More than ever, offices are under scrutiny. And never before has it been so strongly questioned whether offices still have a future - or whether this will belong to purely virtual forms of organization. If it is up to us and many experts and managers with whom we are in contact, offices do have a future! On the condition that they reflect the future of work.

In order to reflect this future, a workplace change is necessary in the vast majority of companies - and this means that culture and space change go hand in hand. And this means that culture and space change go hand in hand in the direction of Multispace - the space concept that offers people the variability of environments that they need every day in order to shape their "work-life" in a balanced, self-determined, focused, creative way and in social contact with their colleagues.

In multispaces, people can find a spatial working environment in which they can be "more human" than in individual, group or open-plan offices.
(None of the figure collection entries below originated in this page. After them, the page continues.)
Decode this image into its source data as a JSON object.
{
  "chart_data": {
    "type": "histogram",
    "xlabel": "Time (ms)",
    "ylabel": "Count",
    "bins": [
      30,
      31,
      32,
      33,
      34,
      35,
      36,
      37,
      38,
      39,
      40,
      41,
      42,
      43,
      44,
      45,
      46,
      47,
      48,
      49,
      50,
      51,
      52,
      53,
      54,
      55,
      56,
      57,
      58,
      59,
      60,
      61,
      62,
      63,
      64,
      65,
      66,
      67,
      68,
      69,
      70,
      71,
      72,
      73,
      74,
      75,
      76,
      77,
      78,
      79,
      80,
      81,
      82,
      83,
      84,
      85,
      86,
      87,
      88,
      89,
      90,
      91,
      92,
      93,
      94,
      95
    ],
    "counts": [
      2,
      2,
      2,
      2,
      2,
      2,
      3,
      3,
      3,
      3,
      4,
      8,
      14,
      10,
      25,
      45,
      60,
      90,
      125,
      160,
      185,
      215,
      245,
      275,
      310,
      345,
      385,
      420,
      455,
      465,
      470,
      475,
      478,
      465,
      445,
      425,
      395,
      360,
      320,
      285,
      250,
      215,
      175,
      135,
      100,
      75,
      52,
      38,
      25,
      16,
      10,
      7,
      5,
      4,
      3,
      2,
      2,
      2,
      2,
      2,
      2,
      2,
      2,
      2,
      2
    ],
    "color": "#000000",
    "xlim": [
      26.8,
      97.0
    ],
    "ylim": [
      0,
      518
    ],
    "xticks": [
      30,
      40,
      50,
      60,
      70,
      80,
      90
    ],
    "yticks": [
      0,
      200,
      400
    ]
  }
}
And ultimately, employers also benefit: Through a stronger employer brand, through a space that better supports the achievement of corporate goals, through motivated, self-determined employees* and who knows ... probably even through higher productivity.

Embedding transparency into a corporate culture is most easily accomplished by management and HR leaders. This is where the seeds can be sown that will ensure trust, fairness and openness, and which will then be watered and further developed by all members of the organization.

 



Literature:

Haner, Udo, Ernst; Wackernagel, Stephanie (2018) ORGATEC Special Report on the Study "Effective Office and Working Environments", Fraunhofer IAO.